Page:Déguignet - Mémoires d un paysan bas breton.djvu/100

Le texte de cette page a été corrigé et est conforme au fac-similé.
613
MÉMOIRES D'UN PAYSAN BAS-BRETON

la route de Montélimar. J’avais deux jours pour m’y rendre. Tout le long de la route, je repassai ma théorie et les devoirs du caporal, de peur de me tromper lorsque je serais appelé à les réciter devant l’adjudant de mon bataillon, car ce serait là, sans doute, les premières choses sur lesquelles on m’attaquerait en arrivant. Cela ne manqua pas. Le bruit avait couru tout le régiment qu’un certain Déguignet, qui n’était même pas élève-caporal, venait d’être nommé presque de force, grâce à ses connaissances théoriques.

Le lendemain de mon arrivée, quoique ce ne fût pas jour de théorie, l’adjudant me fit appeler. Il me questionna sur tous les points de la théorie et sur les devoirs du caporal, en France comme en campagne ; je répondis à toutes ses questions. Il me dit alors qu’on ne l’avait pas trompé sur mon compte et que, désormais, je pouvais m’abstenir d’aller à la théorie récitative, sauf lorsque je serais particulièrement appelé. Me voilà donc, dès le premier jour, débarrassé du plus grand ennui et du plus grand embarras des caporaux. C’était beaucoup. Bien des collègues auraient payé cher pour en arriver là. Cependant, je trouvai qu’il m’en restait encore assez à faire.

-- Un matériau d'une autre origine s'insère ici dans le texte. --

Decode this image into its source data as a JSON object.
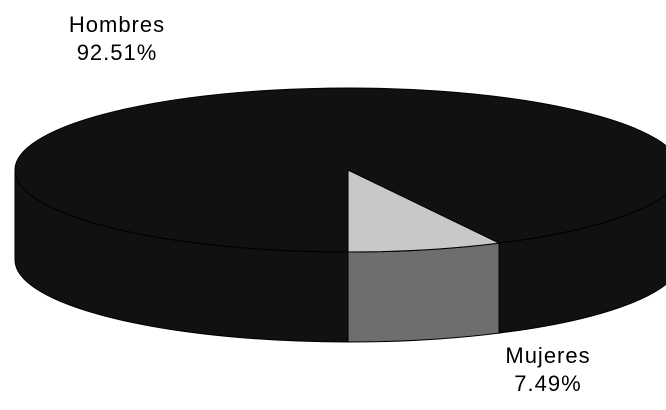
{
  "chart_data": {
    "type": "pie",
    "style": "3d",
    "categories": [
      "Hombres",
      "Mujeres"
    ],
    "values": [
      92.51,
      7.49
    ],
    "value_labels": [
      "92.51%",
      "7.49%"
    ],
    "colors": {
      "Hombres": {
        "top": "#111111",
        "side": "#111111"
      },
      "Mujeres": {
        "top": "#c8c8c8",
        "side": "#6e6e6e"
      }
    },
    "title": "",
    "legend": "none"
  }
}
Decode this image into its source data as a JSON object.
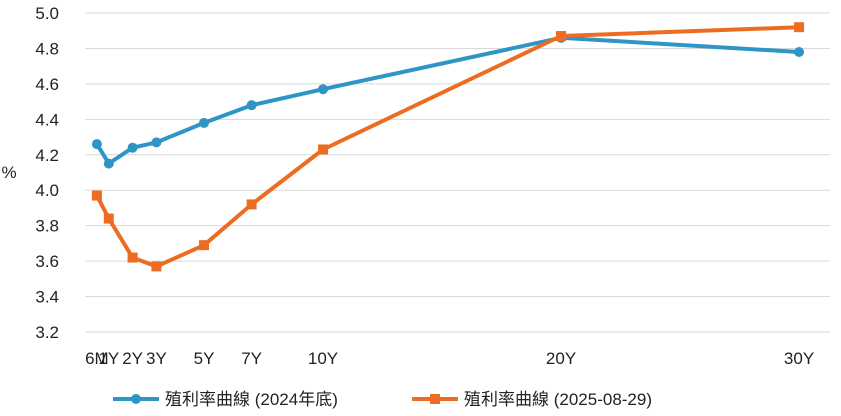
{
  "chart_data": {
    "type": "line",
    "categories": [
      "6M",
      "1Y",
      "2Y",
      "3Y",
      "5Y",
      "7Y",
      "10Y",
      "20Y",
      "30Y"
    ],
    "x": [
      0.5,
      1,
      2,
      3,
      5,
      7,
      10,
      20,
      30
    ],
    "ylabel": "%",
    "ylim": [
      3.2,
      5.0
    ],
    "yticks": [
      "3.2",
      "3.4",
      "3.6",
      "3.8",
      "4.0",
      "4.2",
      "4.4",
      "4.6",
      "4.8",
      "5.0"
    ],
    "grid": true,
    "legend_position": "bottom",
    "series": [
      {
        "name": "殖利率曲線 (2024年底)",
        "color": "#2e95c6",
        "marker": "circle",
        "values": [
          4.26,
          4.15,
          4.24,
          4.27,
          4.38,
          4.48,
          4.57,
          4.86,
          4.78
        ]
      },
      {
        "name": "殖利率曲線 (2025-08-29)",
        "color": "#ec6d22",
        "marker": "square",
        "values": [
          3.97,
          3.84,
          3.62,
          3.57,
          3.69,
          3.92,
          4.23,
          4.87,
          4.92
        ]
      }
    ]
  }
}
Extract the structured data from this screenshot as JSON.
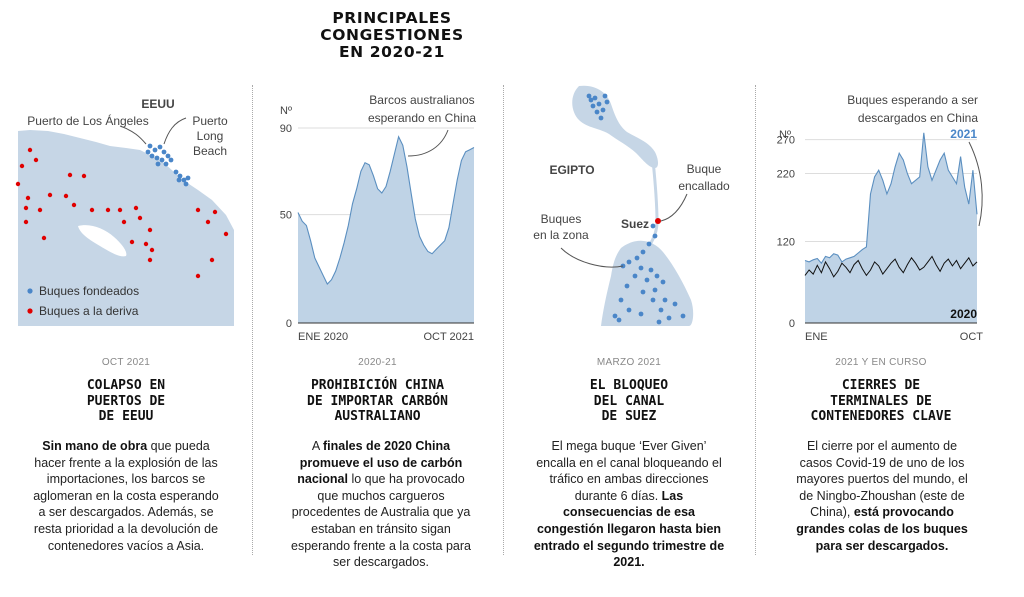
{
  "title": "PRINCIPALES CONGESTIONES EN 2020-21",
  "colors": {
    "sea": "#c6d6e6",
    "land": "#ffffff",
    "area_fill": "#bfd3e6",
    "area_line": "#5b8fc0",
    "dot_blue": "#4a86c8",
    "dot_red": "#e00000",
    "line_2020": "#111111",
    "label_2021": "#4a86c8"
  },
  "panels": [
    {
      "date": "OCT 2021",
      "title": "COLAPSO EN\nPUERTOS DE\nDE EEUU",
      "body": [
        {
          "t": "Sin mano de obra",
          "b": true
        },
        {
          "t": " que pueda hacer frente a la explosión de las importaciones, los barcos se aglomeran en la costa esperando a ser descargados. Además, se resta prioridad a la devolución de contenedores vacíos a Asia.",
          "b": false
        }
      ],
      "map": {
        "country": "EEUU",
        "port_la": "Puerto de Los Ángeles",
        "port_lb": "Puerto\nLong\nBeach",
        "legend": [
          {
            "label": "Buques fondeados",
            "icon": "blue-dot-icon"
          },
          {
            "label": "Buques a la deriva",
            "icon": "red-dot-icon"
          }
        ]
      }
    },
    {
      "date": "2020-21",
      "title": "PROHIBICIÓN CHINA\nDE IMPORTAR CARBÓN\nAUSTRALIANO",
      "body": [
        {
          "t": "A ",
          "b": false
        },
        {
          "t": "finales de 2020 China promueve el uso de carbón nacional",
          "b": true
        },
        {
          "t": " lo que ha provocado que muchos cargueros procedentes de Australia que ya estaban en tránsito sigan esperando frente a la costa para ser descargados.",
          "b": false
        }
      ]
    },
    {
      "date": "MARZO 2021",
      "title": "EL BLOQUEO\nDEL CANAL\nDE SUEZ",
      "body": [
        {
          "t": "El mega buque ‘Ever Given’ encalla en el canal bloqueando el tráfico en ambas direcciones durante 6 días. ",
          "b": false
        },
        {
          "t": "Las consecuencias de esa congestión llegaron hasta bien entrado el segundo trimestre de 2021.",
          "b": true
        }
      ],
      "map": {
        "country": "EGIPTO",
        "city": "Suez",
        "stuck": "Buque\nencallado",
        "zone": "Buques\nen la zona"
      }
    },
    {
      "date": "2021 Y EN CURSO",
      "title": "CIERRES DE\nTERMINALES DE\nCONTENEDORES CLAVE",
      "body": [
        {
          "t": "El cierre por el aumento de casos Covid-19 de uno de los mayores puertos del mundo, el de Ningbo-Zhoushan (este de China), ",
          "b": false
        },
        {
          "t": "está provocando grandes colas de los buques para ser descargados.",
          "b": true
        }
      ]
    }
  ],
  "chart_data": [
    {
      "type": "area",
      "title": "",
      "ylabel": "Nº",
      "annotation": "Barcos australianos\nesperando en China",
      "x_ticks": [
        "ENE 2020",
        "OCT 2021"
      ],
      "y_ticks": [
        0,
        50,
        90
      ],
      "ylim": [
        0,
        90
      ],
      "grid": true,
      "series": [
        {
          "values": [
            51,
            47,
            45,
            38,
            30,
            26,
            22,
            18,
            20,
            24,
            30,
            37,
            45,
            55,
            62,
            70,
            74,
            73,
            68,
            62,
            60,
            63,
            70,
            78,
            86,
            82,
            72,
            60,
            48,
            40,
            36,
            33,
            32,
            34,
            36,
            38,
            44,
            55,
            66,
            75,
            79,
            80,
            81
          ]
        }
      ]
    },
    {
      "type": "area",
      "title": "",
      "ylabel": "Nº",
      "annotation": "Buques esperando a ser\ndescargados en China",
      "x_ticks": [
        "ENE",
        "OCT"
      ],
      "y_ticks": [
        0,
        120,
        220,
        270
      ],
      "ylim": [
        0,
        290
      ],
      "grid": true,
      "series": [
        {
          "name": "2021",
          "type": "area",
          "values": [
            92,
            90,
            93,
            95,
            88,
            98,
            96,
            102,
            100,
            90,
            94,
            96,
            98,
            103,
            108,
            112,
            190,
            215,
            225,
            210,
            190,
            205,
            230,
            250,
            240,
            220,
            205,
            210,
            215,
            280,
            230,
            210,
            225,
            240,
            250,
            225,
            215,
            205,
            245,
            200,
            175,
            225,
            160
          ]
        },
        {
          "name": "2020",
          "type": "line",
          "values": [
            70,
            78,
            72,
            85,
            74,
            90,
            80,
            68,
            76,
            88,
            82,
            74,
            86,
            92,
            80,
            70,
            78,
            90,
            84,
            72,
            80,
            88,
            94,
            82,
            74,
            86,
            96,
            88,
            78,
            82,
            90,
            98,
            86,
            76,
            88,
            94,
            84,
            92,
            80,
            88,
            96,
            84,
            90
          ]
        }
      ]
    }
  ]
}
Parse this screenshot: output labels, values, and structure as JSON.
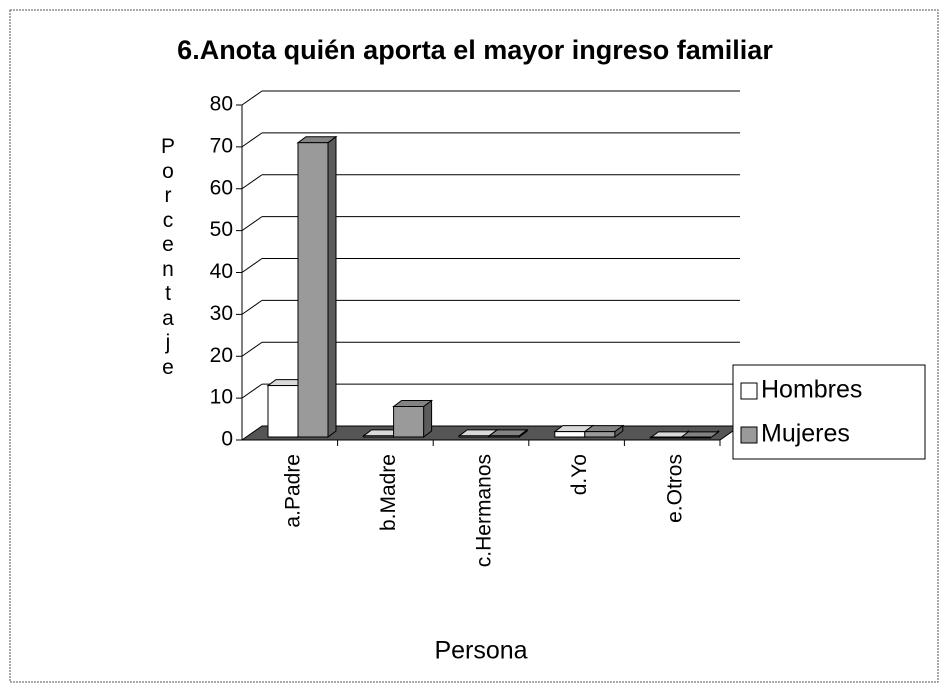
{
  "chart_data": {
    "type": "bar3d",
    "title": "6.Anota quién aporta el mayor ingreso familiar",
    "x_label": "Persona",
    "y_label": "Porcentaje",
    "categories": [
      "a.Padre",
      "b.Madre",
      "c.Hermanos",
      "d.Yo",
      "e.Otros"
    ],
    "series": [
      {
        "name": "Hombres",
        "color": "#ffffff",
        "values": [
          13,
          1,
          1,
          2,
          0.5
        ]
      },
      {
        "name": "Mujeres",
        "color": "#9a9a9a",
        "values": [
          71,
          8,
          1,
          2,
          0.5
        ]
      }
    ],
    "ylim": [
      0,
      80
    ],
    "yticks": [
      0,
      10,
      20,
      30,
      40,
      50,
      60,
      70,
      80
    ],
    "grid": true,
    "legend": "right"
  }
}
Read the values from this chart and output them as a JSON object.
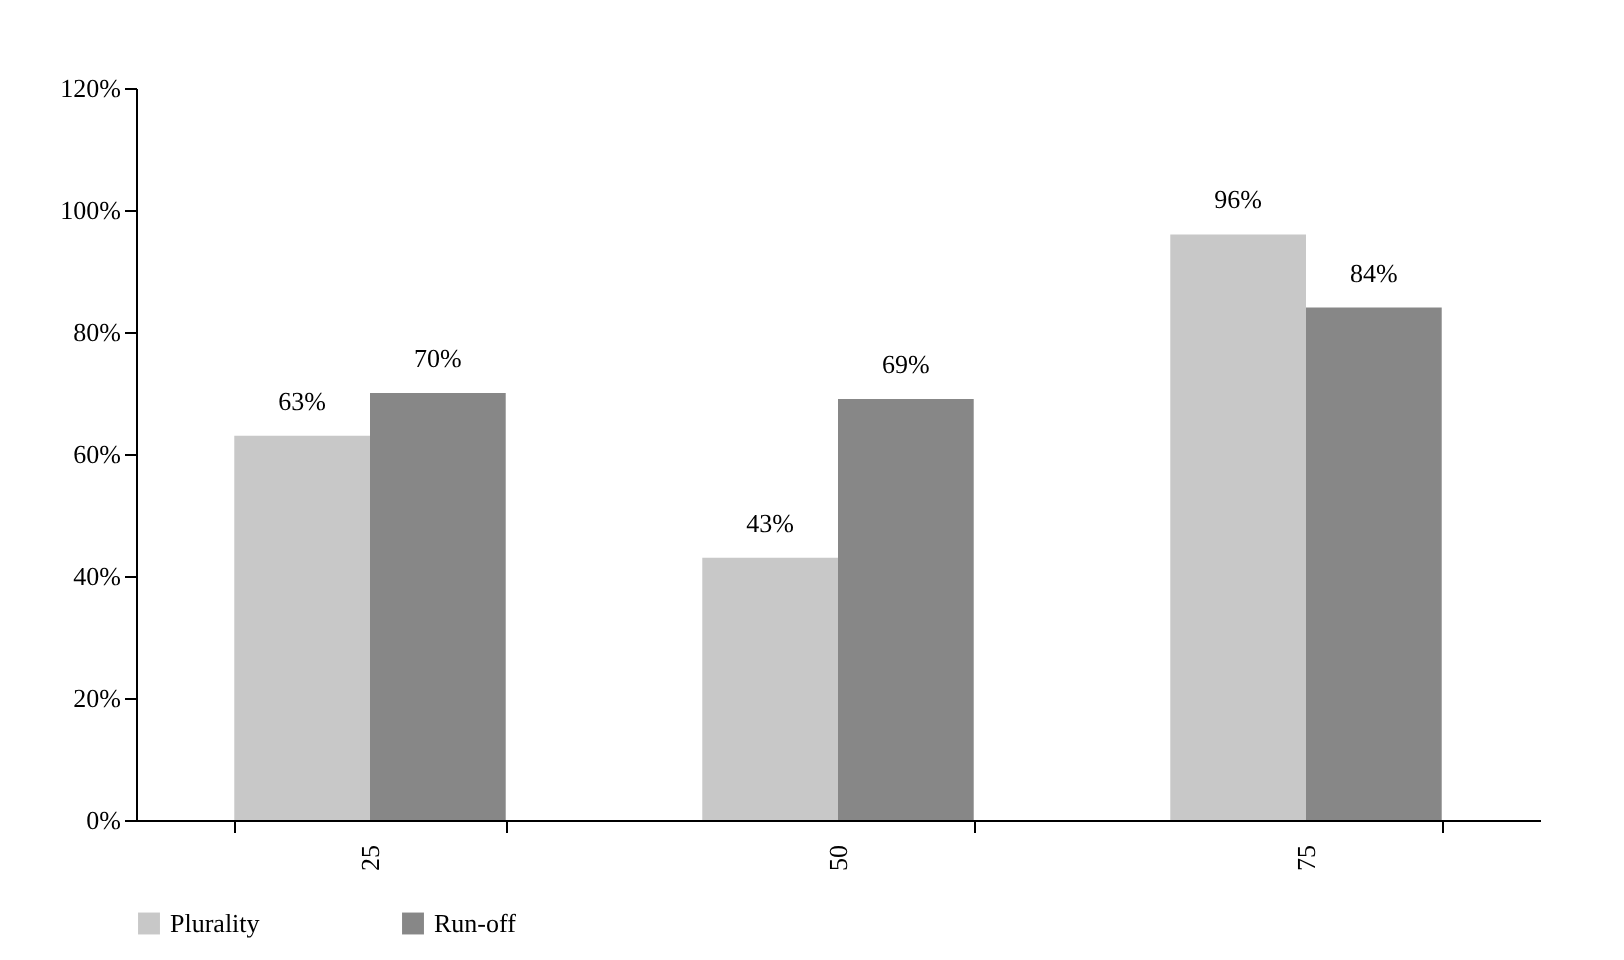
{
  "chart_data": {
    "type": "bar",
    "categories": [
      "25",
      "50",
      "75"
    ],
    "series": [
      {
        "name": "Plurality",
        "color": "#c8c8c8",
        "values": [
          63,
          43,
          96
        ],
        "value_labels": [
          "63%",
          "43%",
          "96%"
        ]
      },
      {
        "name": "Run-off",
        "color": "#878787",
        "values": [
          70,
          69,
          84
        ],
        "value_labels": [
          "70%",
          "69%",
          "84%"
        ]
      }
    ],
    "ylim": [
      0,
      120
    ],
    "yticks": [
      {
        "value": 0,
        "label": "0%"
      },
      {
        "value": 20,
        "label": "20%"
      },
      {
        "value": 40,
        "label": "40%"
      },
      {
        "value": 60,
        "label": "60%"
      },
      {
        "value": 80,
        "label": "80%"
      },
      {
        "value": 100,
        "label": "100%"
      },
      {
        "value": 120,
        "label": "120%"
      }
    ],
    "grid": false,
    "legend": "bottom"
  }
}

Le premier dimanche de mon arrivée dans ma nouvelle compagnie, je vois presque tous les caporaux punis, quelques-uns, il est vrai, pour leur théorie ; mais il y en avait aussi pour manque de surveillance dans leur escouade, un autre pour son service de semaine. C’était surtout cette fameuse « semaine », le cauchemar de tous les gradés, qui me trottait alors dans la tête : il était rare, en ce temps, qu’un caporal se retirât de sa semaine sans punitions, souvent plus de jours de punitions que de jours dans la semaine, car un caporal de semaine était alors le chien courant de tout le monde : souvent on l’appelait en deux endroits à la fois, sinon en trois. Pendant que vous étiez retenu par le sergent de garde de la police pour les hommes de corvée du quartier, le vaguemestre vous portait quatre jours de consigne pour avoir manqué à la distribution des lettres et vice versa. Je fus assez heureux, cependant, dans ma première semaine ; je m’en tirai sans punition. Dans mon escouade, j’avais affaire à de vieux soldats qui connaissaient à peu près leur métier.